Dans les rangs du pouvoir, ces derniers jours, on s’est interrogé sur la capacité d’Arnaud Rousseau, le président de la FNSEA, à refléter les attentes de sa base. Son tweet du 12 février, dans lequel il évoque un “curetage” des fossés et non un “curage”, a fait sourire ou affligé pour sa déconnexion avec les réalités du terrain. Ses exigences de grand prince, désirant être reçu au plus haut niveau, agacent ceux qui se démènent pour trouver une issue à la crise. Des signaux ont donc été envoyés à d’autres. Il y a d’abord eu le passage de Gabriel Attal sur le barrage de Jérôme Bayle en Occitanie, hors de tout cadre syndical classique. Puis, cette relative bienveillance des forces de l’ordre à l’égard des militants de la Coordination rurale lorsqu’ils décident de “monter” sur Rungis. Pas d’affrontements, une jolie photo et retour à la maison. Et, enfin, cette proposition de la préfecture du Lot-et-Garonne de légaliser la retenue d’eau de Caussade dont la construction avait valu aux dirigeants locaux de la Coordination rurale d’être condamnés à une peine de prison avec sursis.

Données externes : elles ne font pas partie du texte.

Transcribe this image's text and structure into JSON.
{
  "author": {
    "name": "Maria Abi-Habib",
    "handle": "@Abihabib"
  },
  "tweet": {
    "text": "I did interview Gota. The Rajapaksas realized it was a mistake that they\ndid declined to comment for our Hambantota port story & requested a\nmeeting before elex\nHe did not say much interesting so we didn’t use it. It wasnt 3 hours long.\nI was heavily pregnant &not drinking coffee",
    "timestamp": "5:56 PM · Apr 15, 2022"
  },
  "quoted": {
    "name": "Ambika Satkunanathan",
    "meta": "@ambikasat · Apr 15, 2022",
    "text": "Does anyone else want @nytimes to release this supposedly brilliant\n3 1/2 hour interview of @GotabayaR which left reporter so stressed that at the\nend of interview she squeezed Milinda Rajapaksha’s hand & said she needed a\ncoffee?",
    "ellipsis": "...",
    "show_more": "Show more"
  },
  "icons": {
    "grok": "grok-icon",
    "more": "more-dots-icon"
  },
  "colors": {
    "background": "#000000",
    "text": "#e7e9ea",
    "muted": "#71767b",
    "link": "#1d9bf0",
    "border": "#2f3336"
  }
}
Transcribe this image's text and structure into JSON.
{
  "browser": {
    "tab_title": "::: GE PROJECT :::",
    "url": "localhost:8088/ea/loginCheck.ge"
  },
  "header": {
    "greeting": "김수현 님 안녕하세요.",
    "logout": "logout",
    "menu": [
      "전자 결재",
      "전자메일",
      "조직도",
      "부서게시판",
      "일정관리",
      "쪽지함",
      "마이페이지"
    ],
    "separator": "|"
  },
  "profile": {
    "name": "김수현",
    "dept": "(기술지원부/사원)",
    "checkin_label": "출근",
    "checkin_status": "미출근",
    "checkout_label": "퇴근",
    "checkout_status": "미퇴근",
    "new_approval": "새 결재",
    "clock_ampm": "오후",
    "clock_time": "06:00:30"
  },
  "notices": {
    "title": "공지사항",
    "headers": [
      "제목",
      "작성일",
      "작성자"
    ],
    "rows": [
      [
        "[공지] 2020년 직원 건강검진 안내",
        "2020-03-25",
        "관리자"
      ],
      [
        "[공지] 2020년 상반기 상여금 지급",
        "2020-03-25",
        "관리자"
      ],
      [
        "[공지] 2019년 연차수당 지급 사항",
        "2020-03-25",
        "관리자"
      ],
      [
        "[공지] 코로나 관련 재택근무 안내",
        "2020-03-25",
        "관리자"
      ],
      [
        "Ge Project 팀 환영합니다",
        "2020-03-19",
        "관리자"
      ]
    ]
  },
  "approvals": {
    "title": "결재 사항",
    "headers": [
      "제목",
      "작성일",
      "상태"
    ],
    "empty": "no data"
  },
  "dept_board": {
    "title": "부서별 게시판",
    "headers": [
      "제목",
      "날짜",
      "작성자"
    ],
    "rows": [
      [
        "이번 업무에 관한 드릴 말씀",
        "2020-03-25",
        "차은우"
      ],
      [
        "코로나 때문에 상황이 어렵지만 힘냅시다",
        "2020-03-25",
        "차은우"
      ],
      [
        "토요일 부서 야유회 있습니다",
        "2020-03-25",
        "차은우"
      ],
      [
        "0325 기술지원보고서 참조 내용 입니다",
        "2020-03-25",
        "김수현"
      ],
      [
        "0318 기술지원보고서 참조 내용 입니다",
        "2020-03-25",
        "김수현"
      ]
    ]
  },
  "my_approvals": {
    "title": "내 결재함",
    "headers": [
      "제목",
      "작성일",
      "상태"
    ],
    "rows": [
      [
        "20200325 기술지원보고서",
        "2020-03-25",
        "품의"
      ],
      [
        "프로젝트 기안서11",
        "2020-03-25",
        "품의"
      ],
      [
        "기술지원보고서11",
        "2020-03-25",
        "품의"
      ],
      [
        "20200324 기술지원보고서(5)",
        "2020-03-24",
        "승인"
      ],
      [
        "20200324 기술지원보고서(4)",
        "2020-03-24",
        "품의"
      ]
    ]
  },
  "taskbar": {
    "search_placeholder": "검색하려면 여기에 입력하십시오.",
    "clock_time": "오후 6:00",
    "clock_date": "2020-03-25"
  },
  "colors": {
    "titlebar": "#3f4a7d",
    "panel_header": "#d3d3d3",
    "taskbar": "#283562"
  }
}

Mais la FNSEA est vite revenue au centre du jeu. Presque faute de mieux. Ses concurrentes ne convainquent pas sur le fond. La Coordination rurale est jugée trop à droite et incapable de présenter une plateforme de revendications cohérente. La Confédération paysanne est, elle, critiquée pour ses prises de position de plus en plus radicales et est parfois comparée, en Macronie, à “une filiale de LFI”. Au ministère de l’Agriculture, à Matignon ou à l’Elysée, les deux sont poliment écoutées, mais à aucun moment on ne leur demande vraiment leur avis sur les mesures envisagées. Parce qu’elle rassure par son expertise et inquiète par sa capacité de nuisance, la FNSEA reste, malgré ses fragilités, incontournable.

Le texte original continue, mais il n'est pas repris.